Битов точно фиксирует механизм действия группового литературного эгоизма, столь распространенного тогда, в 60-е. На самом деле этот эгоизм объединял людей, боящихся подлинной свободы, ее размаха, боящихся, может быть и неосознанно, обнаружения собственной творческой ограниченности, и потому сбивающихся вместе. Не хочу ни в коем случае отождествлять этот групповой эгоизм с деятельностью «Нового мира», но отчетливое деление на «своих» и «чужих», черно-белое мышление (в том числе и в эстетике) было характернейшей чертой этой деятельности.
Однако беспощадным внутренним зрением («если писатель пошире открывает глаза») Битов видит: «Есть дом, в котором мы все сходимся. Мы в нем равны, как в бане. Кто еще стыдится, прикрывается шаечкой… тут все равны, один помет… Но нет, какая спесь, какое расслоение!..но как мне мерещится временами, что это одно и то же. Конечно, это лестно для времени, это приятно – укутываться в плед романтики: черное и белое, ад и рай, добро и зло, – как мило видеть двоичный мир четко разделенным… как лестно мерить нашу действительность по бесам Достоевского, а передо мной все кривляется мелкий бес Сологуба…
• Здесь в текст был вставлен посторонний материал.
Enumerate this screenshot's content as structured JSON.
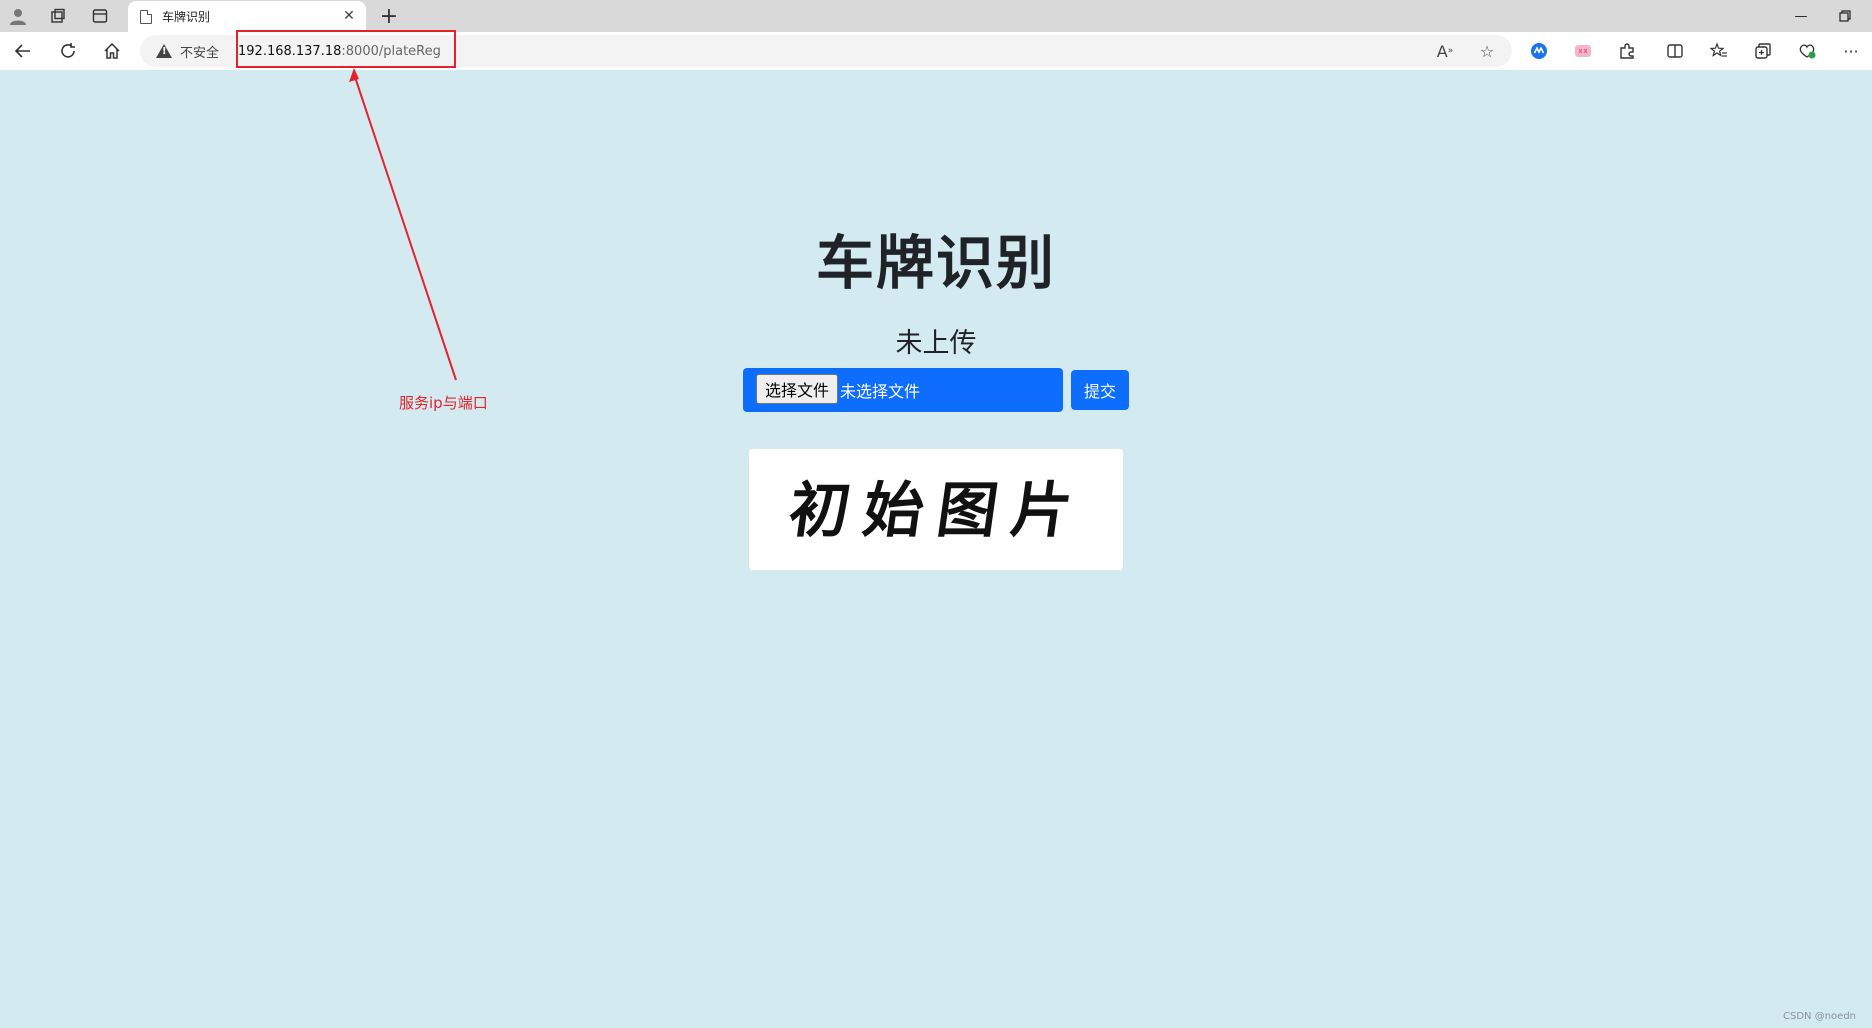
{
  "browser": {
    "tab_title": "车牌识别",
    "security_label": "不安全",
    "url_host": "192.168.137.18",
    "url_path": ":8000/plateReg"
  },
  "page": {
    "title": "车牌识别",
    "upload_status": "未上传",
    "file_button_label": "选择文件",
    "file_placeholder": "未选择文件",
    "submit_label": "提交",
    "preview_text": "初始图片"
  },
  "annotation": {
    "label": "服务ip与端口",
    "color": "#e5222b"
  },
  "watermark": "CSDN @noedn",
  "colors": {
    "page_background": "#d4eaf1",
    "primary_button": "#0d6efd"
  }
}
Ходят либералы, держат в руке нежный прутик и все отмахиваются… и обнимаются они с советской диалектикой: лучше меньше, да лучше, период легальный и период нелегальный, – все-то они… жрецы, хранители огня… носят в портфелях Камю и Кафку, и все не поджигают, и опять лезут целоваться с классиками революции: момент не созрел, количество переходит в качество… и все как будто не продаются».
Критика Битовым либеральствующего образа мыслей и поведения безыллюзорна, и во многом он оказался провидчески точным. Беспощадно увиденная им порочность обольщения тактикой и «утилитарными идеями» проявилась в крахе иллюзий шестидесятничества, последовавшем через очень короткое время.
В другом эссе «Близкое ретро, или Комментарий к общеизвестному», написанном в 1971–1978 годах и явившемся комментарием к «Пушкинскому дому», постройка которого была закончена к 1971-му, Битов еще резче напишет о «черно-белом» противостоянии-единстве: их контраст был «главным культурным завоеванием так называемой либеральной эпохи… Чем ярче разгоралась рознь журналов, тем более становились они необходимы друг другу и в каком-то, пусть неосознанном и нециничном смысле начинали работать на пару, на шулерский слам».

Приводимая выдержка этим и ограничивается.